WIKIMEDIA, NCIFollowing genetically marked donor memory T cells infused into hematopoietic stem cell transplantation patients, a team led by researchers at the University Vita-Salute San Raffaele in Milan, Italy, found that two types of less-differentiated memory T cells can persist for up to 14 years. The team’s results, published today (December 9) in Science Translational Medicine, demonstrate that the survival of these immune cells depends on the type of memory T cells initially introduced into patients, and whether these cells continue to encounter antigens over time.
“This was a really elegant and thorough study in people confirming some of what we already knew from mouse studies,” said immunologist Lewis Lanier of the University of California, San Francisco, who was not involved in the work.
“This is one of the most thorough studies using diverse clonal tracking technologies to analyze the fate of individual memory T cells in humans,” said Luca Gattinoni, a transplantation and immunology expert at the National Cancer Institute in Bethesda, Maryland.
Part of the adaptive immune system, memory T cells are generated from naive T cells; these specialized immune cells monitor reappearing antigens. Because it is difficult to longitudinally track antigen-specific clones in patients, most of what was previously known about memory immune cells had been found in mice.
At least one human study previously demonstrated that genetically modified T-cells could survive in circulation for at least a decade in humans. Researchers have also been able to identify three types of memory T cells—effector, central, and most recently, human T memory stem cells. Yet which cells are most important for maintaining long-term immune memories, and what factors are necessary for their maintenance, remains unclear.
For the present study Chiara Bonini of Vita-Salute San Raffaele and her colleagues monitored the presence of genetically marked donor T cells initially infused into 10 clinical trial participants following allogenic stem-cell transplants. These tagged T cells could be distinguished from the patients’ own T cells reconstituted from the stem cell transplants using two genetic markers. The team analyzed patient blood samples annually, tracking clones of the infused cells and their progeny using the distinct markers as well as unique integration sites of the retroviral vector used to engineer the cells.
“We know from following those vaccinated in childhood that memory T cells can be long-lasting, but which of these cells have the highest ability to expand and continue to mediate immune responses in vivo is still a question,” Bonini told The Scientist.
All three types of infused memory immune cells with varying antigen specificities persisted at a low but consistent level for up to 14 years in patients, the researchers found. The relative levels of these cells were similar to the cells generated by the patients’ reconstituted immune systems, suggesting that the engineered cells behaved in the same way as non-engineered immune cells.

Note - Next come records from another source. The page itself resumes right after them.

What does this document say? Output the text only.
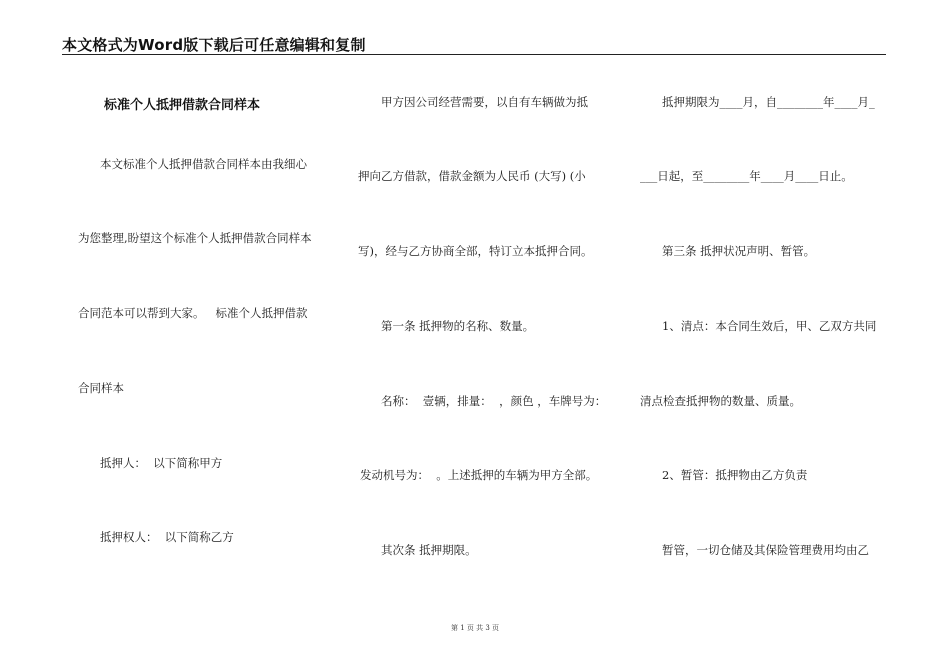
本文格式为Word版下载后可任意编辑和复制
标准个人抵押借款合同样本
本文标准个人抵押借款合同样本由我细心
为您整理,盼望这个标准个人抵押借款合同样本
合同范本可以帮到大家。   标准个人抵押借款
合同样本
抵押人：  以下简称甲方
抵押权人：  以下简称乙方
甲方因公司经营需要，以自有车辆做为抵
押向乙方借款，借款金额为人民币 (大写) (小
写)，经与乙方协商全部，特订立本抵押合同。
第一条 抵押物的名称、数量。
名称：  壹辆，排量：  ，颜色 ，车牌号为：
发动机号为：  。上述抵押的车辆为甲方全部。
其次条 抵押期限。
抵押期限为____月，自________年____月_
___日起，至________年____月____日止。
第三条 抵押状况声明、暂管。
1、清点：本合同生效后，甲、乙双方共同
清点检查抵押物的数量、质量。
2、暂管：抵押物由乙方负责
暂管，一切仓储及其保险管理费用均由乙
第 1 页 共 3 页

“The researchers provide evidence that, after stem cell transplantation, the long-term maintenance and T cell subset composition in the blood is comparable to that of healthy donors, which validates their findings,” said Gattinoni.
The team found evidence to suggest that antigen exposure helps maintain these immune cells’ memories. The most abundant T cells—and the ones that survived the longest, more than a decade—were those that were identified as stem and central memory T cells at the time of the initial infusion. “We observed that the degree of expansion and persistence is different for these three subpopulations, and were the highest for stem memory T cells” said study coauthor Giacomo Oliveira, a postdoctoral fellow in Bonini’s lab.
The results suggest that for T cell–based immunotherapies, treatments that promote the production of T memory stem cells could result in the most durable and effective treatments. “Now we would like to introduce tumor-specific T cell receptors or chimeric antigen receptors into the memory stem T cells and test their efficacy in the clinic,” Bonini said.
Lanier is skeptical, as results from mouse studies suggest that stem-specific memory T cell markers may not influence the cells’ longevity, he said. Still, Gattinoni is excited about the results. “They strongly support what we have been thinking about for a while—that immunotherapy for cancer and [bacterial and viral] infections should consist of T cell populations enriched in T memory stem cells.”
G. Oliveira et al., “Tracking genetically engineered lymphocytes long-term reveals the dynamics of T cell immunological memory,” Science Translational Medicine, doi:10.1126/scitranslmed.aac8265, 2015.